Resolving Application Dependencies with Git Submodules
Last updated March 09, 2022
Most modern applications rely heavily on third party libraries and must specify these dependencies within the application repository itself. Tools like RubyGems, Maven in Java, or Python’s pip are all dependency managers that translate a list of stated application dependencies into the code or binaries the application uses during execution.
However, in some cases the required third-party libraries can’t be resolved by the dependency manager. Such scenarios include private libraries that aren’t publicly accessible or libraries whose maintainers haven’t packaged them for distribution via the dependency manager. In these situations you can use git submodules to manually manage external dependencies.
This guide discusses the pros/cons of dependency management with git submodules as well as some alternative approaches to consider to avoid the use of submodules.
Git submodules
Git submodules are a feature of the Git SCM that allow you to include the contents of one repository within another by simply specifying the referenced repository location.
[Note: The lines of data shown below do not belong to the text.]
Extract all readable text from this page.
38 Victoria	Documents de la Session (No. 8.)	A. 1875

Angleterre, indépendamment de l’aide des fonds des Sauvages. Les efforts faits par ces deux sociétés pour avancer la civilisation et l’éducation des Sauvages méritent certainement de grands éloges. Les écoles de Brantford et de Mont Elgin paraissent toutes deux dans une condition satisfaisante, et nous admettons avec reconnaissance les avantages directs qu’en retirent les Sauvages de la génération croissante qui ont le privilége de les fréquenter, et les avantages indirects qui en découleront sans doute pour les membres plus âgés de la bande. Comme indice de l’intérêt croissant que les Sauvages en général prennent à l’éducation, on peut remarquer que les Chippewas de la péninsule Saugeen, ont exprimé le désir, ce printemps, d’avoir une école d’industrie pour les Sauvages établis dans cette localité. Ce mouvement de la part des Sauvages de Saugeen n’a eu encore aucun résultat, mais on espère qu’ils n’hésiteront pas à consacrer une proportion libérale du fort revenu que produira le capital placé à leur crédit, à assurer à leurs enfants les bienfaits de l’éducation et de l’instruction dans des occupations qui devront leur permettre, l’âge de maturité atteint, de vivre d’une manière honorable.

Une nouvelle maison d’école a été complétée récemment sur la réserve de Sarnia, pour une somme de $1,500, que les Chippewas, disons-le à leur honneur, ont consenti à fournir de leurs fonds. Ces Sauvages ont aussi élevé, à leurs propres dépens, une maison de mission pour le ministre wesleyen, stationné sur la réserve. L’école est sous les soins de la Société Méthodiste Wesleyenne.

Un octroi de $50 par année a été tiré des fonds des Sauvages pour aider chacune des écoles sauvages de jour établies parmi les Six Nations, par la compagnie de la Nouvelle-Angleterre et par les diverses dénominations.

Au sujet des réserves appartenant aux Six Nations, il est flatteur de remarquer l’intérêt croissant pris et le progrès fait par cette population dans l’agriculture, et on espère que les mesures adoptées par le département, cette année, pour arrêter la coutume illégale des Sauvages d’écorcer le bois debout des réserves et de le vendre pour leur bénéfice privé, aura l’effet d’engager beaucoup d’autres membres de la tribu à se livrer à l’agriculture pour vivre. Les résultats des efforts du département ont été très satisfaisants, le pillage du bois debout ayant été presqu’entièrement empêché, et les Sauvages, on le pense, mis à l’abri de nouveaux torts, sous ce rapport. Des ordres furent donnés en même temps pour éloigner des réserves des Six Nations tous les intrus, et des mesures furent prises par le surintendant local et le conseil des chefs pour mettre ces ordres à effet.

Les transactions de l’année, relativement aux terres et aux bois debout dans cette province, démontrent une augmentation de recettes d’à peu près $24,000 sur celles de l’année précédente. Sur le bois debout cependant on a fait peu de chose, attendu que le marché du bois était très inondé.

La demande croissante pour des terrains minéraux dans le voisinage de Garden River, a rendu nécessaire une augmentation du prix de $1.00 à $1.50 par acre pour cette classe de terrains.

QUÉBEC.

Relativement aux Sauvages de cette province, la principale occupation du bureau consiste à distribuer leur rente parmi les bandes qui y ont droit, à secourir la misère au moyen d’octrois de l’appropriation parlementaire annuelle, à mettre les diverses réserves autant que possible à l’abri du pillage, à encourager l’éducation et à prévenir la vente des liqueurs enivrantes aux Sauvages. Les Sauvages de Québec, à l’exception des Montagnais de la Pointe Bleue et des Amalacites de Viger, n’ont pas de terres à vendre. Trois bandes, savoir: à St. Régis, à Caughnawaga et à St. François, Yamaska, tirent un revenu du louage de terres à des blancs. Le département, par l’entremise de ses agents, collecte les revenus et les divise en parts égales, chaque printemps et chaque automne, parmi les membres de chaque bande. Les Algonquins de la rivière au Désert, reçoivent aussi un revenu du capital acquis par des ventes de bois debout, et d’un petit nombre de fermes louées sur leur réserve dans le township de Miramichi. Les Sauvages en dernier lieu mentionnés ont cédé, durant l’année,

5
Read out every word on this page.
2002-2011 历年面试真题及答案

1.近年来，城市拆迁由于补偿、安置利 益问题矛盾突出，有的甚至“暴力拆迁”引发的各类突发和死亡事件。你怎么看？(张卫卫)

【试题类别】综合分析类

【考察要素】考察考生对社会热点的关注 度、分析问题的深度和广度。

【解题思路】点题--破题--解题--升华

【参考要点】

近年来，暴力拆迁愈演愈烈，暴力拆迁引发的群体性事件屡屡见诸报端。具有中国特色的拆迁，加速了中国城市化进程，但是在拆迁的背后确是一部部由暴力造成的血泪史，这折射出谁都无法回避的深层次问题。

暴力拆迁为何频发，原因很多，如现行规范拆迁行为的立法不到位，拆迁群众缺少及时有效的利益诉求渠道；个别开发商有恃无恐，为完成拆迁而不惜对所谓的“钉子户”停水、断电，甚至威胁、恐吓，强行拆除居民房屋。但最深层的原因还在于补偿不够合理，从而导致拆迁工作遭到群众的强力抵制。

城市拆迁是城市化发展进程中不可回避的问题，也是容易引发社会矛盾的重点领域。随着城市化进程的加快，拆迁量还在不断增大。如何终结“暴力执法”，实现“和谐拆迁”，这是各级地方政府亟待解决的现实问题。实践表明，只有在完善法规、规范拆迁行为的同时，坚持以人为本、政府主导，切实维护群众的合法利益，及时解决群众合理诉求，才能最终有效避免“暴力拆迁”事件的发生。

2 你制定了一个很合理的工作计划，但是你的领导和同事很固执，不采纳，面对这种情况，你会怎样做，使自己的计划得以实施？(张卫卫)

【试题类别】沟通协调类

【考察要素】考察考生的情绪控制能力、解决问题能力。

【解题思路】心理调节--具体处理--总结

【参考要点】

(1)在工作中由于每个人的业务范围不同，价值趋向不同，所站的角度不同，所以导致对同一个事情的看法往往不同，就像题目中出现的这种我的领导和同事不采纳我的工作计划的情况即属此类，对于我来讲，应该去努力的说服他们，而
This provides a mechanism of including an external library’s source into an application’s source tree.
For example, to include the FooBar source into the heroku-rails project, use the git submodule add command.
$ cd ~/Code/heroku-rails
$ git submodule add https://github.com/myusername/FooBar lib/FooBar
Cloning into 'lib/FooBar'...
remote: Counting objects: 26, done.
remote: Compressing objects: 100% (17/17), done.
remote: Total 26 (delta 8), reused 19 (delta 5)
Unpacking objects: 100% (26/26), done.
This would create a new submodule called FooBar and place a FooBar directory with the full source tree of the library into the lib application directory.
Once a git submodule is added locally you need to commit the new submodule reference to your application repository.
$ git commit -am "adding a submodule for FooBar"
[master 314ef62] adding a submodule for FooBar
2 files changed, 4 insertions(+)
create mode 160000 FooBar
Heroku properly resolves and fetches submodules as part of deployment:
$ git push heroku
Counting objects: 13, done.
...
-----> Heroku receiving push
-----> Git submodules detected, installing Submodule 'FooBar' (https://github.com/myusername/FooBar.git) registered for path 'FooBar'
Initialized empty Git repository in /tmp/build_2qfce3fkvrug9/FooBar/.git/
Submodule path 'FooBar': checked out '667e0b5717631a8cca657a0aa306c045f06cfda4'
-----> Ruby/Rails app detected
...
Note that failures to fetch the submodules will cause the build to fail.
If it’s at all possible to use your language’s preferred dependency resolution mechanisms, you should prefer it to using submodules, which can often be confusing and error-prone.
Using submodules for builds on Heroku is only supported for builds triggered with git pushes. Builds created with the API do not resolve submodules. This is also the case for GitHub sync.
Protected Git submodules
If the referenced git repository is protected via a username and password it’s still possible to reference it with a submodule. Since remote environments like Heroku don’t have access to locally available credentials you will need to embed the username and password into the repository URL.
For instance, to add the FooBar submodule using an HTTP basic authentication URL scheme (note the presence of the username:password tokens):
$ git submodule add https://username:password@github.com/myusername/FooBar
This adds a private submodule dependency to the application while still allowing it to resolve in non-local environments.
Since submodule references are stored in plaintext in the .git/submodules directory please consider if this is acceptable for your particular security requirements.
Vendoring
While Git submodules are one way to quickly reference external library source, users often run into issues with its nuanced update lifecycle. If you find the usability of submodules to be counter-productive you can vendor the code into the project.
Many frameworks allow the use of “vendored” code which simply copies the source of the reference library into the application’s source tree:
$ git clone <remote repo> /path/to/some/directory
$ cp -R /path/to/some/directory /app/vendor/directory
$ git add app/vendor/directory
A downside of this approach is that it requires a manual download and copy process when the external library is updated. However, for a external resource that changes very slowly, or that you don’t want to introduce changes from, this is an option.
Private dependency repositories
A very robust and scalable approach to dependency management is to use a private package repository. For Ruby, Python and Node.js this is available on Heroku with the Gemfury add-on. For JVM-based languages it’s easy to use a private S3 bucket with the s3-wagon-private tool. It may also be possible to host your dependencies on Heroku using custom buildpack functionality.
Private package repositories allow you to use your language’s dependency management tools while limiting access to only your application or organization. While this does incur the overhead of having to properly package your referenced libraries for broader distribution it is a much more scalable approach that takes advantage of your language’s well supported and vetted dependency toolset.